Since their vote on Tuesday, Kenyans have been holding their breath in the face of what could be one of the tightest presidential duels in the history of their country.
Calls for peace and unity resounded on Sunday across Kenya, immersed in the endless wait for the results of the August 9 presidential election, which appears particularly tight, according to official results partial.
On Sunday morning, according to the tally carried out by the Electoral Commission (IEBC) with regard to almost half of the polling stations, Vice President William Ruto was leading this elbow-to-elbow with 51.25% of the vote, against 48.09% for Raila Odinga, a historic figure in the opposition now supported by outgoing President Uhuru Kenyatta.
The Commission then cut the live broadcast of the results without giving an explanation.
However, a tally by the Daily Nation, which cited the official data about 70% of the polling stations, indicated in the evening that Mr. Ruto had so far obtained 52.54% of the vote, while Mr. Odinga had obtained 46.78%.
Since their vote on Tuesday, Kenyans have been holding their breath in the face of what could be one of the tightest presidential duels in the country's history. Their patience is unanimously welcomed in a country which, over the past decades, has experienced several episodes of post-election tension and violence, sometimes bloody.
Raila Odinga, a leading figure in the Kenyan opposition, is one of the presidential favourites.
Sunday, Messrs. Ruto and Odinga visited churches in the capital, Nairobi.
Dressed in a white shirt and light jacket, William Ruto called for a peaceful continuation of the election process at a church service: We voted peacefully, we went through this process peacefully, and my prayer is that we end this process peacefully.

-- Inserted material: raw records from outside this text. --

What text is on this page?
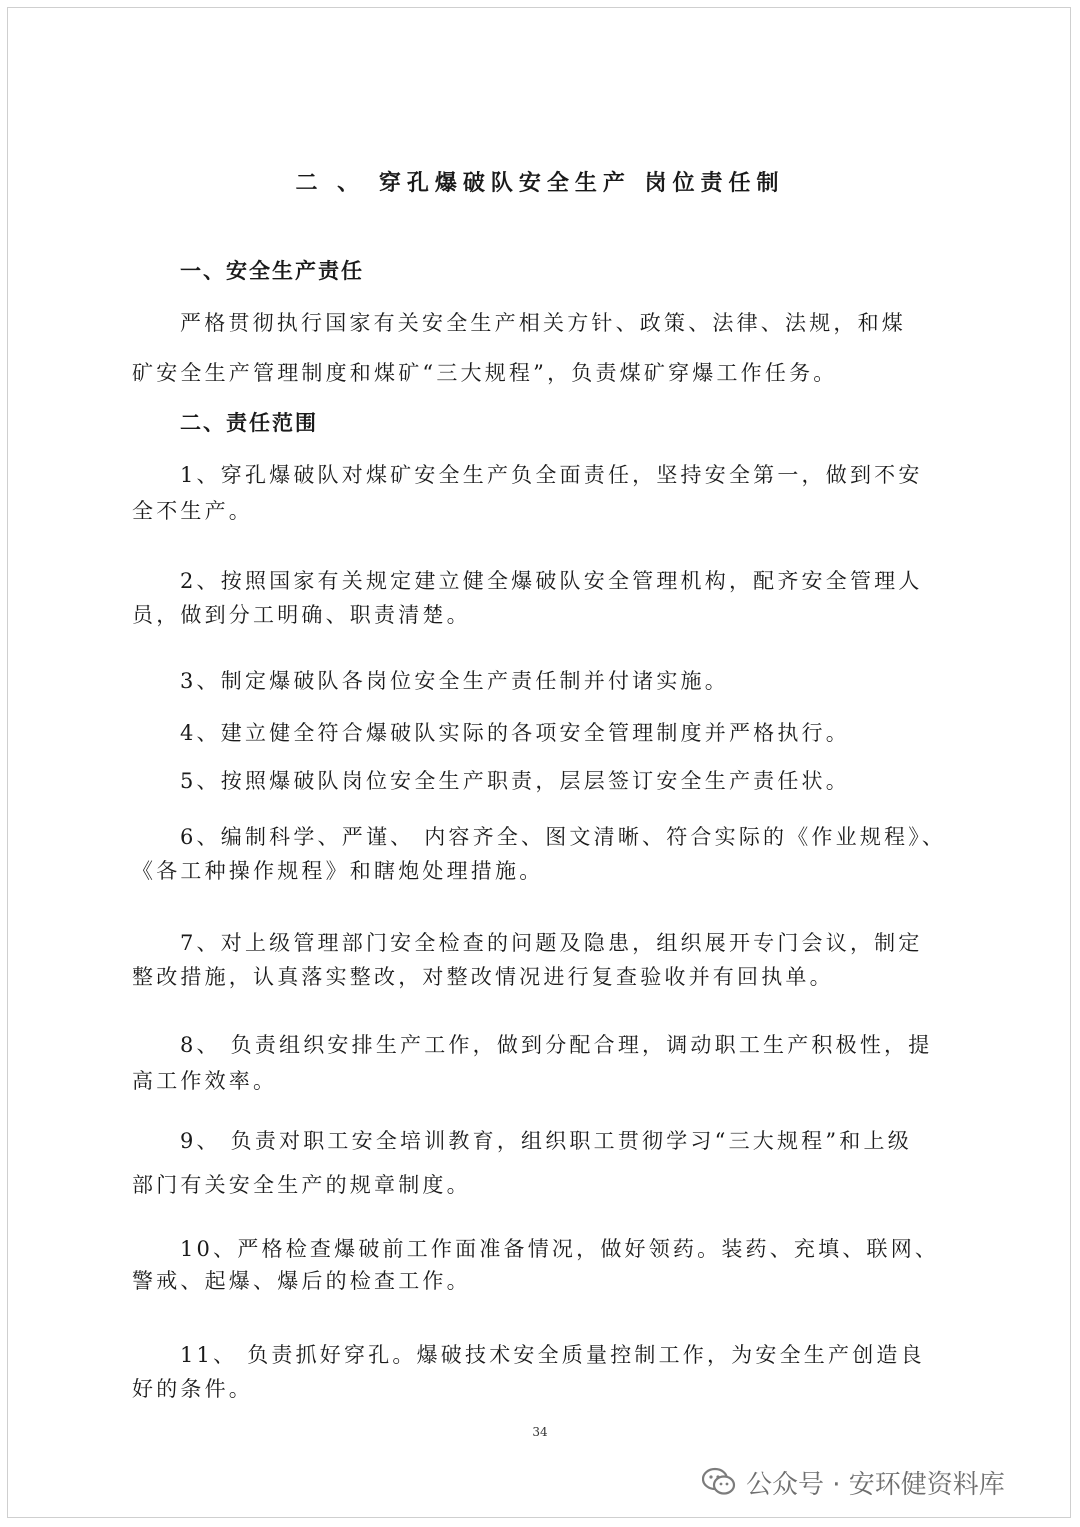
二 、 穿孔爆破队安全生产 岗位责任制
一、安全生产责任
严格贯彻执行国家有关安全生产相关方针、政策、法律、法规，和煤
矿安全生产管理制度和煤矿“三大规程”，负责煤矿穿爆工作任务。
二、责任范围
1、穿孔爆破队对煤矿安全生产负全面责任，坚持安全第一，做到不安
全不生产。
2、按照国家有关规定建立健全爆破队安全管理机构，配齐安全管理人
员，做到分工明确、职责清楚。
3、制定爆破队各岗位安全生产责任制并付诸实施。
4、建立健全符合爆破队实际的各项安全管理制度并严格执行。
5、按照爆破队岗位安全生产职责，层层签订安全生产责任状。
6、编制科学、严谨、 内容齐全、图文清晰、符合实际的《作业规程》、
《各工种操作规程》和瞎炮处理措施。
7、对上级管理部门安全检查的问题及隐患，组织展开专门会议，制定
整改措施，认真落实整改，对整改情况进行复查验收并有回执单。
8、 负责组织安排生产工作，做到分配合理，调动职工生产积极性，提
高工作效率。
9、 负责对职工安全培训教育，组织职工贯彻学习“三大规程”和上级
部门有关安全生产的规章制度。
10、严格检查爆破前工作面准备情况，做好领药。装药、充填、联网、
警戒、起爆、爆后的检查工作。
11、 负责抓好穿孔。爆破技术安全质量控制工作，为安全生产创造良
好的条件。
34
公众号 · 安环健资料库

Raila Odinga, dressed in a blue tunic, his country color, meanwhile recited a prayer of St. Francis: I want to become an instrument to bring peace, to heal, to unite and to keep hope alive in our country.
Elsewhere, Sunday services, which are very popular in this religious country, have been the occasion for appeals to responsibility.
When the results are announced, do not create problems or chaos, rather pray for the new president that God has given us, Bishop Washington Ogonyo Ngede launched in front of 300 faithful gathered in Kisumu, stronghold of x27;Odinga in the west of the country.
Kenyans pray for peace and unity in the country , undermined by the presidential election.
Leaders come and go, but Kenya lives forever, added this longtime friend of the Odinga family.
In Eldoret, Ruto's stronghold in the Rift Valley, Catholic Diocese Bishop Dominic Kimengich also called for calm, urging politicians to be very careful with what they say.
We have experienced this as Kenyans, we know that any careless remark […] can easily trigger a conflict, he said before a mass in Yamumbi parish. He asked politicians to accept the will of the people expressed at the ballot box.
Echoing US Secretary of State Antony Blinken on Saturday on Twitter, a fortnight NGOs and trade unions, including Amnesty International, urged patience on Sunday.
We applaud Kenyans for their peaceful conduct during the elections and call for calm while the results are verified, they said in a statement.
Some 22.1 million voters were called to the polls on Tuesday to nominate President Uhuru Kenyatta's successor as well as their governors, parliamentarians and local elected officials.
The results local polls are falling in dribs and drabs. They do not suggest which camp will win the parliamentary majority, but they already mark a historic breakthrough for women.
For the presidential election, the suspense is maximum. If neither of these two candidates wins more than 50% of the vote as well as 25% of the vote in half of the 47 counties, Kenya will go to a second round for the first time.
Vice-President William Ruto is also a presidential favorite: he is even ahead of his main opponent, Raila Odinga.
The IEBC is therefore under pressure, not only because the country, the economic engine of East Africa, is idling while waiting for the results but also because it was strongly criticized five years ago after a presidential election invalidated by the Supreme Court.
On Friday, the Commission recognized that the operations of collecting, counting and verifying the results were longer than expected, slowed down, she said, by interference from political party supporters.
This presidential election is under close scrutiny by the international community. Kenya is indeed a democratic anchor in the region and the results of every presidential election there have been disputed since 2002.
Last Tuesday's poll was marked by a voter turnout of about 65% [compared to 78% in August 2017], against a backdrop of rampant inflation and frustration with the political elite.